Dynamics of Rhythmic Jumping on Vertically Vibrating Platforms

Abstract

Contemporary sustainable structures including grandstands, footbridges, and floors, are susceptible to vibration serviceability issues caused by human-induced loads. This thesis investigates the dynamics of rhythmic jumping subjected to vertical vibrations. The description of jumping on vibrating surfaces encompasses not only the frequency of jumping but also its timing relative to the platform’s vibration cycle, which was overlooked in the literature. Whole body kinematic and kinetic data were collected as ten test subjects jumped on a non-vibrating platform and a sinusoidally vibrating platform of 2m/s2 and 2.0, 2.4 and 2.8 Hz. The frequencies of jumping were 2.0, 2.4 and 2.8 Hz, with cues to time landing at specific positions of the platform.
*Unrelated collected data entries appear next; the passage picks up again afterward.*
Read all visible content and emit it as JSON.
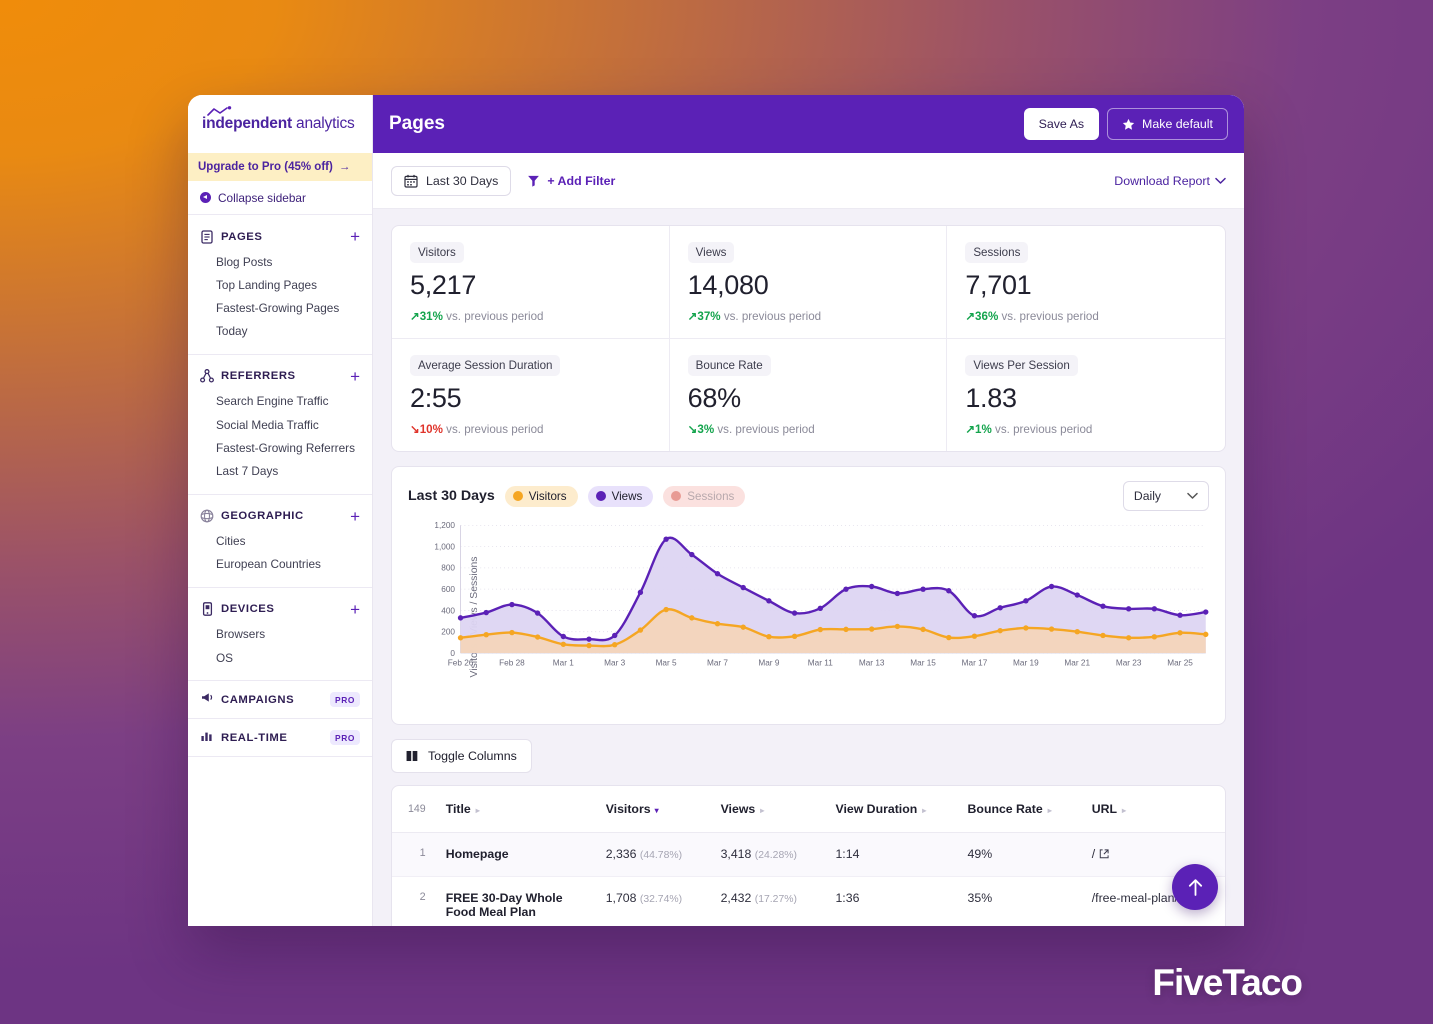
{
  "window": {
    "sidebar": {
      "logo": {
        "bold": "independent",
        "light": " analytics"
      },
      "upgrade": {
        "label": "Upgrade to Pro (45% off)",
        "arrow": "→"
      },
      "collapse": {
        "label": "Collapse sidebar"
      },
      "groups": [
        {
          "title": "PAGES",
          "icon": "document-icon",
          "plus": "+",
          "items": [
            "Blog Posts",
            "Top Landing Pages",
            "Fastest-Growing Pages",
            "Today"
          ]
        },
        {
          "title": "REFERRERS",
          "icon": "share-nodes-icon",
          "plus": "+",
          "items": [
            "Search Engine Traffic",
            "Social Media Traffic",
            "Fastest-Growing Referrers",
            "Last 7 Days"
          ]
        },
        {
          "title": "GEOGRAPHIC",
          "icon": "globe-icon",
          "plus": "+",
          "items": [
            "Cities",
            "European Countries"
          ]
        },
        {
          "title": "DEVICES",
          "icon": "mobile-icon",
          "plus": "+",
          "items": [
            "Browsers",
            "OS"
          ]
        }
      ],
      "pro_rows": [
        {
          "title": "CAMPAIGNS",
          "icon": "megaphone-icon",
          "badge": "PRO"
        },
        {
          "title": "REAL-TIME",
          "icon": "bar-chart-icon",
          "badge": "PRO"
        }
      ]
    },
    "topbar": {
      "title": "Pages",
      "save_as_label": "Save As",
      "make_default_label": "Make default"
    },
    "filterbar": {
      "date_range": "Last 30 Days",
      "add_filter": "+ Add Filter",
      "download_report": "Download Report",
      "chevron": "⌄"
    },
    "stats": [
      {
        "label": "Visitors",
        "value": "5,217",
        "delta": "31%",
        "dir": "up",
        "note": "vs. previous period"
      },
      {
        "label": "Views",
        "value": "14,080",
        "delta": "37%",
        "dir": "up",
        "note": "vs. previous period"
      },
      {
        "label": "Sessions",
        "value": "7,701",
        "delta": "36%",
        "dir": "up",
        "note": "vs. previous period"
      },
      {
        "label": "Average Session Duration",
        "value": "2:55",
        "delta": "10%",
        "dir": "down",
        "note": "vs. previous period"
      },
      {
        "label": "Bounce Rate",
        "value": "68%",
        "delta": "3%",
        "dir": "down",
        "note": "vs. previous period"
      },
      {
        "label": "Views Per Session",
        "value": "1.83",
        "delta": "1%",
        "dir": "up",
        "note": "vs. previous period"
      }
    ],
    "chart_card": {
      "title": "Last 30 Days",
      "legend": [
        {
          "name": "Visitors",
          "color": "#f5a623",
          "active": true
        },
        {
          "name": "Views",
          "color": "#5b21b6",
          "active": true
        },
        {
          "name": "Sessions",
          "color": "#e89b94",
          "active": false
        }
      ],
      "interval_select": {
        "value": "Daily",
        "chevron": "⌄"
      }
    },
    "table": {
      "toggle_columns_label": "Toggle Columns",
      "total_count": "149",
      "columns": [
        "Title",
        "Visitors",
        "Views",
        "View Duration",
        "Bounce Rate",
        "URL"
      ],
      "sorted_column": "Visitors",
      "rows": [
        {
          "index": "1",
          "title": "Homepage",
          "visitors": "2,336",
          "visitors_pct": "(44.78%)",
          "views": "3,418",
          "views_pct": "(24.28%)",
          "view_duration": "1:14",
          "bounce_rate": "49%",
          "url": "/"
        },
        {
          "index": "2",
          "title": "FREE 30-Day Whole Food Meal Plan",
          "visitors": "1,708",
          "visitors_pct": "(32.74%)",
          "views": "2,432",
          "views_pct": "(17.27%)",
          "view_duration": "1:36",
          "bounce_rate": "35%",
          "url": "/free-meal-plan/"
        }
      ]
    },
    "fab": {
      "icon": "arrow-up-icon"
    }
  },
  "watermark": "FiveTaco",
  "colors": {
    "brand_purple": "#5b21b6",
    "visitors_orange": "#f5a623",
    "views_purple": "#5b21b6",
    "sessions_pink": "#e89b94",
    "up_green": "#14a44d",
    "down_red": "#e0342b"
  },
  "chart_data": {
    "type": "area",
    "title": "Last 30 Days",
    "xlabel": "",
    "ylabel": "Visitors / Views / Sessions",
    "ylim": [
      0,
      1200
    ],
    "yticks": [
      0,
      200,
      400,
      600,
      800,
      1000,
      1200
    ],
    "ytick_labels": [
      "0",
      "200",
      "400",
      "600",
      "800",
      "1,000",
      "1,200"
    ],
    "grid": true,
    "legend_position": "top-left",
    "x": [
      "Feb 26",
      "Feb 27",
      "Feb 28",
      "Mar 1",
      "Mar 2",
      "Mar 3",
      "Mar 4",
      "Mar 5",
      "Mar 6",
      "Mar 7",
      "Mar 8",
      "Mar 9",
      "Mar 10",
      "Mar 11",
      "Mar 12",
      "Mar 13",
      "Mar 14",
      "Mar 15",
      "Mar 16",
      "Mar 17",
      "Mar 18",
      "Mar 19",
      "Mar 20",
      "Mar 21",
      "Mar 22",
      "Mar 23",
      "Mar 24",
      "Mar 25",
      "Mar 26",
      "Mar 27"
    ],
    "xtick_labels": [
      "Feb 26",
      "Feb 28",
      "Mar 1",
      "Mar 3",
      "Mar 5",
      "Mar 7",
      "Mar 9",
      "Mar 11",
      "Mar 13",
      "Mar 15",
      "Mar 17",
      "Mar 19",
      "Mar 21",
      "Mar 23",
      "Mar 25"
    ],
    "series": [
      {
        "name": "Views",
        "color": "#5b21b6",
        "fill": "#ddd5f2",
        "values": [
          330,
          380,
          455,
          375,
          155,
          130,
          165,
          570,
          1070,
          925,
          745,
          615,
          490,
          375,
          420,
          600,
          625,
          560,
          600,
          585,
          350,
          425,
          490,
          625,
          545,
          440,
          415,
          415,
          355,
          385
        ]
      },
      {
        "name": "Visitors",
        "color": "#f5a623",
        "fill": "#f3d5bb",
        "values": [
          143,
          172,
          192,
          150,
          82,
          70,
          78,
          215,
          408,
          330,
          275,
          243,
          153,
          157,
          220,
          222,
          225,
          250,
          222,
          145,
          158,
          210,
          235,
          225,
          200,
          165,
          143,
          152,
          190,
          175
        ]
      }
    ]
  }
}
For jumping synchronised with platform vibrations, despite being cued, test subjects tended towards efficiency by employing jump timings related to lower energy input, appropriate contact ratio and lower forces. Analysis of the human body centre of mass kinematics and kinetics revealed timing-dependent displacement, force, contact ratio, leg stiffness and energy flow. A model has been developed to predict the loads due to rhythmic jumping on vibrating platforms. The generated forces on the vibrating platform differed from the non-vibrating platform indicating self-excited force due to the effect of vibrations. For jumping on a lively structure, positive self-excited forces, indicating energy supply, can result in a reduction in mass and damping of the system, potentially leading to larger vibrations. Negative self-excited forces imply energy removal that can potentially result in an increase in mass and damping of the system, leading to vibration attenuation. Results indicate that there is always a net energy supply in the case of non-synchronised jumping, underscoring its importance on lively structures. The outcomes of this thesis will help in improving the knowledge of human-structure interaction to help reduce conservatism, uncertainty and risk in structural design and as a means of reducing the amount of construction material.